Home » Blog » Ethics in Coaching for Coaches

In order to support clients, coaches operate with niche specializations. Coaches are trained in coaching at a school or by a mentor coach. They use and incorporate their own life experiences in their work.

Coaches can be referred to as anything from a coach to a mentor to a facilitator. While each coach monitors their progress in their own way, the aim is always to help the client accomplish their goals or transitions. Using long term strategies, these goals are made suitable to clients. Since most coaching relationships are personal, this Ethics Code offers the structure and principles that professional coaches use to direct their work.

The purposes of this Code are threefold.

For starters, it sets out the broad concepts and values that coaches adhere to. Confidentiality and absolute respect for the client’s well-being and progress are among them.

Second, it offers rules for coaches to use in many of the unique scenarios that they can face.

Finally, this Code is intended to act as a foundation for coaches’ ethical and moral values. Although the coach agrees to follow this Code, they are encouraged to supplement and add to it over time in order to develop a lifelong commitment to an ethical workplace and career.

Ethical Codes laid by the ICF

The International Coaching Federation, EMCC, and others have established codes of professional conduct based on laws and prevailing customs for members and credential holders to commit to. Some of the most relevant codes are as follows:

  • To ensure client centricity, unambiguous result agreements can be used to contract for the journey.
  • To avoid conflicts, clearly defined boundaries between coach, client, and sponsor should be established.
  • Specified definitions of what coaching is and is not
  • Confidentiality when it comes to client matters
  • Personal integrity is a combination of appearance and behavior.
  • Professional growth is ongoing.
  • State rules must be followed.
  • Diversity & Equality (only EMCC)
  • Observation (only EMCC)

Despite the fact that coaching is not yet a regulated licensed profession, there are many complaints from clients that are reviewed by credentialing agencies (and litigated outside the agency). Many of them are linked to unclear concepts of coaching, unmet criteria, and, on rare occasions, other common law violations.

From a personal and professional ethical standpoint, differentiating solution-oriented mentoring and counseling strategies, as well as therapy-based de-conditioning techniques in psychology, from the outcome-oriented, asking-based, awareness-creation approaches of coaching is important.

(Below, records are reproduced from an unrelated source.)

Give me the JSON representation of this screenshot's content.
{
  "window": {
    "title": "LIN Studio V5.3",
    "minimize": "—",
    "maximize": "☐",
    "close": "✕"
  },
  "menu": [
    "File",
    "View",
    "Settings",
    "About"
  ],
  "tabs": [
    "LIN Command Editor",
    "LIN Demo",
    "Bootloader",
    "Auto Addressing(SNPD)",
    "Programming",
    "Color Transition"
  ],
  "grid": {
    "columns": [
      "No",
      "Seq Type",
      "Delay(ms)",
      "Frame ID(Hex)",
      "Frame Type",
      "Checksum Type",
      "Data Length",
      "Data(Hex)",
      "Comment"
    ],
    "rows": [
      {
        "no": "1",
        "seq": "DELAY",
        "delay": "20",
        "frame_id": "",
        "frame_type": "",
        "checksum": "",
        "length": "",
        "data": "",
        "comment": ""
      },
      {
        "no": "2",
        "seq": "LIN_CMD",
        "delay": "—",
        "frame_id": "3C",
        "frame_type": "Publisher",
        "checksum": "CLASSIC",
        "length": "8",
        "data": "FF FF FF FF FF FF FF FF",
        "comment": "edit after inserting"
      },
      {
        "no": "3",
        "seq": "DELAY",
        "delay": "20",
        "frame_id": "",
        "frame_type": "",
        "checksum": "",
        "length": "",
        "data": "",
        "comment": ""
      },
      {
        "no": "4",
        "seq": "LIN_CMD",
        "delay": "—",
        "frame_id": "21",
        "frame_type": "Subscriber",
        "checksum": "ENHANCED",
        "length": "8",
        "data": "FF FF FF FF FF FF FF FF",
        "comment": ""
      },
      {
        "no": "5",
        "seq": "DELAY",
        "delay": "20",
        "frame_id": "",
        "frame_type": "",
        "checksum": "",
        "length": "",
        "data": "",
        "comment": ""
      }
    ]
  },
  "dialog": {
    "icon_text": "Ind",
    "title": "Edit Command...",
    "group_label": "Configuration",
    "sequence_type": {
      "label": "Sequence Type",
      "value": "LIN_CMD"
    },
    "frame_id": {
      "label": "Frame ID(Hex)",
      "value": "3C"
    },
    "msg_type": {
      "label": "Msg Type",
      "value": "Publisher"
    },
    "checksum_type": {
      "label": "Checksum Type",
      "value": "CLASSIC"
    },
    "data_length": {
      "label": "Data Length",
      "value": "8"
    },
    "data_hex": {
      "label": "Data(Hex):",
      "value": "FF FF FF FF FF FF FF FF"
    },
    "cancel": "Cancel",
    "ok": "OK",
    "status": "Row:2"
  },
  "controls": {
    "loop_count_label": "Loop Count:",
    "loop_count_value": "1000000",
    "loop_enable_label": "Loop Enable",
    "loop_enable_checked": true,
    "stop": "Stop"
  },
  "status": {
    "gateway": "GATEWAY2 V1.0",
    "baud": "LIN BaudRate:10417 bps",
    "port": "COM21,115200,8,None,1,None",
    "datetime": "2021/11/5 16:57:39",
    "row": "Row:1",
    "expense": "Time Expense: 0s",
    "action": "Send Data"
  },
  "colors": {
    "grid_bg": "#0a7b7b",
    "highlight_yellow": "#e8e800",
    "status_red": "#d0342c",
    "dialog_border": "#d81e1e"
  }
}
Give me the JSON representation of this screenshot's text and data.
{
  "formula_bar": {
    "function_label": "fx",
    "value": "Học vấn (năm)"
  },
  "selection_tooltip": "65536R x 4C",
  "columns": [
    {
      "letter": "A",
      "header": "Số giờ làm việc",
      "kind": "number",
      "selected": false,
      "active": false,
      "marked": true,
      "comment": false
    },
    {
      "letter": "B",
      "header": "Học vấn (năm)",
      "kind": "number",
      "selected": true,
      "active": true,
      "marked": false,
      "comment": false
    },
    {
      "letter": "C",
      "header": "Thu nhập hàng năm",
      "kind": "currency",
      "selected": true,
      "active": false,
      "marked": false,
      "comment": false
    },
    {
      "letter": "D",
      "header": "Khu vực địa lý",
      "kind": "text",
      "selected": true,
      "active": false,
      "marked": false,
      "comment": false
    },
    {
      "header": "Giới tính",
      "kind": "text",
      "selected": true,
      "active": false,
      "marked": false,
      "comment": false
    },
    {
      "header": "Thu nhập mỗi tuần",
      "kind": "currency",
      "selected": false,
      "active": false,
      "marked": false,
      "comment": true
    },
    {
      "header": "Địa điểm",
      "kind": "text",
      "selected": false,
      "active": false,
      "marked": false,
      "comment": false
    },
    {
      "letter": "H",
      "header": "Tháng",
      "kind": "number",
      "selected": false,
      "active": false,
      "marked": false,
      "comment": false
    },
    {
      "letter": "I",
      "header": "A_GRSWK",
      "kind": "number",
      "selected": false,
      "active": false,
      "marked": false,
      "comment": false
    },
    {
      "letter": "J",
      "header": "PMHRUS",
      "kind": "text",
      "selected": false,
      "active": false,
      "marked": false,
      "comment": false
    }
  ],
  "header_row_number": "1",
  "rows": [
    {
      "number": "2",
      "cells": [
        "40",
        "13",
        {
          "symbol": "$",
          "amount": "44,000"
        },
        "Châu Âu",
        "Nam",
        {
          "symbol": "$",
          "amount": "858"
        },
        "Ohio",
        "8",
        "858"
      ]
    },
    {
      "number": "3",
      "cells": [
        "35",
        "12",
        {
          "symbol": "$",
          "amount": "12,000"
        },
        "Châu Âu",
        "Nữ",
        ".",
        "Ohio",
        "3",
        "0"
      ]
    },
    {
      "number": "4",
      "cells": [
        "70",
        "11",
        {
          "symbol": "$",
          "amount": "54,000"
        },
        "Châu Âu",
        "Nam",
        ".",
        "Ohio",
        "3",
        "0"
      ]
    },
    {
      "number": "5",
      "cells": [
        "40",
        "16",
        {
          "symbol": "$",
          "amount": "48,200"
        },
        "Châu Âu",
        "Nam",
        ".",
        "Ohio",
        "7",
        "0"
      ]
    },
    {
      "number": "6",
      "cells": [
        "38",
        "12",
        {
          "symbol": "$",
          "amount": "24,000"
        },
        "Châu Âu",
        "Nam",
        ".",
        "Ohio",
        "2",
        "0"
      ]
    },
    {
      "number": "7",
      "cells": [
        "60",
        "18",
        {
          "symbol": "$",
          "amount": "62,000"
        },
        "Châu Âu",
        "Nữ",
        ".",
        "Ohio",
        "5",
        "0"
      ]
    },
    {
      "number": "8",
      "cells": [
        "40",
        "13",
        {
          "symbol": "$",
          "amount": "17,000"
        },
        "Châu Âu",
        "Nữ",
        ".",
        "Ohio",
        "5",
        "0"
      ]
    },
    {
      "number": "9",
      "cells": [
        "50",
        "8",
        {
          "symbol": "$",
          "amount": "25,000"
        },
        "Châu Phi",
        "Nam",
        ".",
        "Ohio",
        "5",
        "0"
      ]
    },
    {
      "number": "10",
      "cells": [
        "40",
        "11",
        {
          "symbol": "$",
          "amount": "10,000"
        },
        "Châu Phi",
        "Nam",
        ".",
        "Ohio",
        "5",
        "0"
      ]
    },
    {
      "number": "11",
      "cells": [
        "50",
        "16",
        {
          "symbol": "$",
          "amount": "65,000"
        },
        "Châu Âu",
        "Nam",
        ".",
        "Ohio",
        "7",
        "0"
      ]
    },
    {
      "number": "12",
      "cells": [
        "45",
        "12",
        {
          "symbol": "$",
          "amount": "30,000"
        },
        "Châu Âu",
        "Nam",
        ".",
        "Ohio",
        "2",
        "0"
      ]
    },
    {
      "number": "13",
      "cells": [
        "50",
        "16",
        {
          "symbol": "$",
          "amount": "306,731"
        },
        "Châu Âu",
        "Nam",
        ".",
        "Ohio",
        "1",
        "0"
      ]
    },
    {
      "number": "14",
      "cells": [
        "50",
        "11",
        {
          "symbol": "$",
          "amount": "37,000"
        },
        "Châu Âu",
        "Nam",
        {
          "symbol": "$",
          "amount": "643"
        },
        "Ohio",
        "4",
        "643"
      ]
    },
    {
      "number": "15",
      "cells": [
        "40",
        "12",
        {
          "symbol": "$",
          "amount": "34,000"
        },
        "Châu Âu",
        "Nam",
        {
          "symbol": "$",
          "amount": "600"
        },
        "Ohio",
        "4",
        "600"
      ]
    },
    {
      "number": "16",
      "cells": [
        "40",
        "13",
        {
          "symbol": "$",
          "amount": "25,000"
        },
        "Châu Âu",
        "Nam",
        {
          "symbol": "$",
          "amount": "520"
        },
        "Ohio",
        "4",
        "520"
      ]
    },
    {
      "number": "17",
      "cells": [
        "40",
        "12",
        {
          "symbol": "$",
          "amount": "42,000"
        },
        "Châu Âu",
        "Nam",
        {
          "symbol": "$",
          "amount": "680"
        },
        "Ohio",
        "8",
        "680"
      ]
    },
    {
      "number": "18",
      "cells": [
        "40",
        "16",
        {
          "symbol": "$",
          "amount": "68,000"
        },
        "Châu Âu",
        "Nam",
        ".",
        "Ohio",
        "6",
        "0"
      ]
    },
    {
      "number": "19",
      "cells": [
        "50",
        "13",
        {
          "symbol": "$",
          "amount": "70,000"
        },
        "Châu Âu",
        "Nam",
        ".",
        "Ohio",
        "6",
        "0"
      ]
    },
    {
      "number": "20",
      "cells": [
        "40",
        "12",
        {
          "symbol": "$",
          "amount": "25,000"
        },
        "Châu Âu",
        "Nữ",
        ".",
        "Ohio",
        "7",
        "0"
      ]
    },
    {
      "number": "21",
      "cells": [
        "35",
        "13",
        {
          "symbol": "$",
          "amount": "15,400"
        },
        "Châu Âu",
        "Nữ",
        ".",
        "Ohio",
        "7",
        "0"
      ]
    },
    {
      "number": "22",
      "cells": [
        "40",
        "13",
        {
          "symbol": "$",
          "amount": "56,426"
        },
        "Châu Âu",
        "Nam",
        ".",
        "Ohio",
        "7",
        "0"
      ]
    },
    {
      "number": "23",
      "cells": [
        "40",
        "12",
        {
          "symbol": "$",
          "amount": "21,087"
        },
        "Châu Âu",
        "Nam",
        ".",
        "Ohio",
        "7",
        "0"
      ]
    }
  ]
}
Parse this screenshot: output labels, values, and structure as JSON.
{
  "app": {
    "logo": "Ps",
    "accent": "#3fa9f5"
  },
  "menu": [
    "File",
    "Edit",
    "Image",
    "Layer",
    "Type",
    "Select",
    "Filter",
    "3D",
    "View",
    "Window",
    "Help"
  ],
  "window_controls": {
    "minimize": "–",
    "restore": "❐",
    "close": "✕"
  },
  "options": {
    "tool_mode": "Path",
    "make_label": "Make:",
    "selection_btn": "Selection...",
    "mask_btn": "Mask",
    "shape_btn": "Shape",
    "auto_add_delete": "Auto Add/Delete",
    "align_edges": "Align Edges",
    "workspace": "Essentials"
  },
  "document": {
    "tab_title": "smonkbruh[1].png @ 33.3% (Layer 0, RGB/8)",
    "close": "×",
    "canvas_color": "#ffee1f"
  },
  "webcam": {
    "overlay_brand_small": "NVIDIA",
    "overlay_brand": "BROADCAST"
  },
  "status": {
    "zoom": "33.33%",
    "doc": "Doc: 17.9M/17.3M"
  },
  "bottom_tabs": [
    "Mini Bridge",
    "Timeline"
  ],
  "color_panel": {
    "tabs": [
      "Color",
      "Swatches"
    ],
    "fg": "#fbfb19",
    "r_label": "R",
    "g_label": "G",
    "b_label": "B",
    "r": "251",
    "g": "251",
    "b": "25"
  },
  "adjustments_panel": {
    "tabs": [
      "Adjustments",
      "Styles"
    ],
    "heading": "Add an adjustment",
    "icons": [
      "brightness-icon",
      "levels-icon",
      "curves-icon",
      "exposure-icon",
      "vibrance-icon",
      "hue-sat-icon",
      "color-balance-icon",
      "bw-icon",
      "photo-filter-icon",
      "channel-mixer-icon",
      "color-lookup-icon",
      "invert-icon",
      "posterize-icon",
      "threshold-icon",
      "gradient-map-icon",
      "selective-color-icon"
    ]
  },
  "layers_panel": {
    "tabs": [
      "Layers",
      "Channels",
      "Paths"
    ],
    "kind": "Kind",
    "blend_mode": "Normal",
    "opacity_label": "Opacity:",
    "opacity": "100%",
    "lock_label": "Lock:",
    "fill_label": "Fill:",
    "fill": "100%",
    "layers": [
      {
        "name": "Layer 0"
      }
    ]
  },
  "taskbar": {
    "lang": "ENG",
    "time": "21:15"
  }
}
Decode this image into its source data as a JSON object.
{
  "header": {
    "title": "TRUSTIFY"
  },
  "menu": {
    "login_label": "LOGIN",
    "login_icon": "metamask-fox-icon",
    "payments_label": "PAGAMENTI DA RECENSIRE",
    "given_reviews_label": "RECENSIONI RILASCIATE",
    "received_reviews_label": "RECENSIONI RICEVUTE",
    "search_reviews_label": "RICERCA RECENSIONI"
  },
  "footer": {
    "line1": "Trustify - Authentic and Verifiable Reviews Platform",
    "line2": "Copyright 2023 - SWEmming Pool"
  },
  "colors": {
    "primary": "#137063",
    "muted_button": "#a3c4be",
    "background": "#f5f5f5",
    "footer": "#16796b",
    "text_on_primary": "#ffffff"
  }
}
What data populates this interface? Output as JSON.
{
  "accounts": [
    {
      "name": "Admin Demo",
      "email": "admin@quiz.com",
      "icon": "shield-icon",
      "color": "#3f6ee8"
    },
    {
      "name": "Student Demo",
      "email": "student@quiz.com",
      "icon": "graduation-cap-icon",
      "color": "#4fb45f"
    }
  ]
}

Implementing Ethics in Your Coaching Practice

Coaching should be perceived as a reasonable, respectful, and trustworthy partnership between coach and client, with the coach acting in the client’s best interests in terms of learning and result and no judgmental interference. The coach’s ego must be kept secret.

Coaching management increases the ethical behavior of coaches. Supervision, in the hands of a competent supervisor leads to a reflective understanding of one’s process in the practice of coaching, which is distinct from one’s competency results. A good manager serves as a mirror for a coach, just as a good coach serves as a mirror for the client. The mirror tells a lot of things that have to do with ethics.

Client contracts are an important part of ethics. Almost every organization you will work for has a sample agreement prepared by their legal department and enforced by their purchasing department. These agreements do not discuss coaching ethics or provide motivation for the coach to make improvements.

To prevent misunderstandings and conflicts, coaches are required to clarify about the client’s communication limits, confidentiality guidelines, commitment to the desired outcome, and contract conditions in terms of payments, logistics, cancellation, and other locally required markers.

Coaching ethics are the responsibility of the coach, not the client or sponsor. Setting personal ethical standards that are much stronger than what the profession needs, and committing to doing whatever is in the client’s best interests, is one way to do this.

The best way to learn this is to train ourselves to be coaches by discussing various possibilities and how to best deal with them professionally and personally with integrity, responsibility, and sincerity.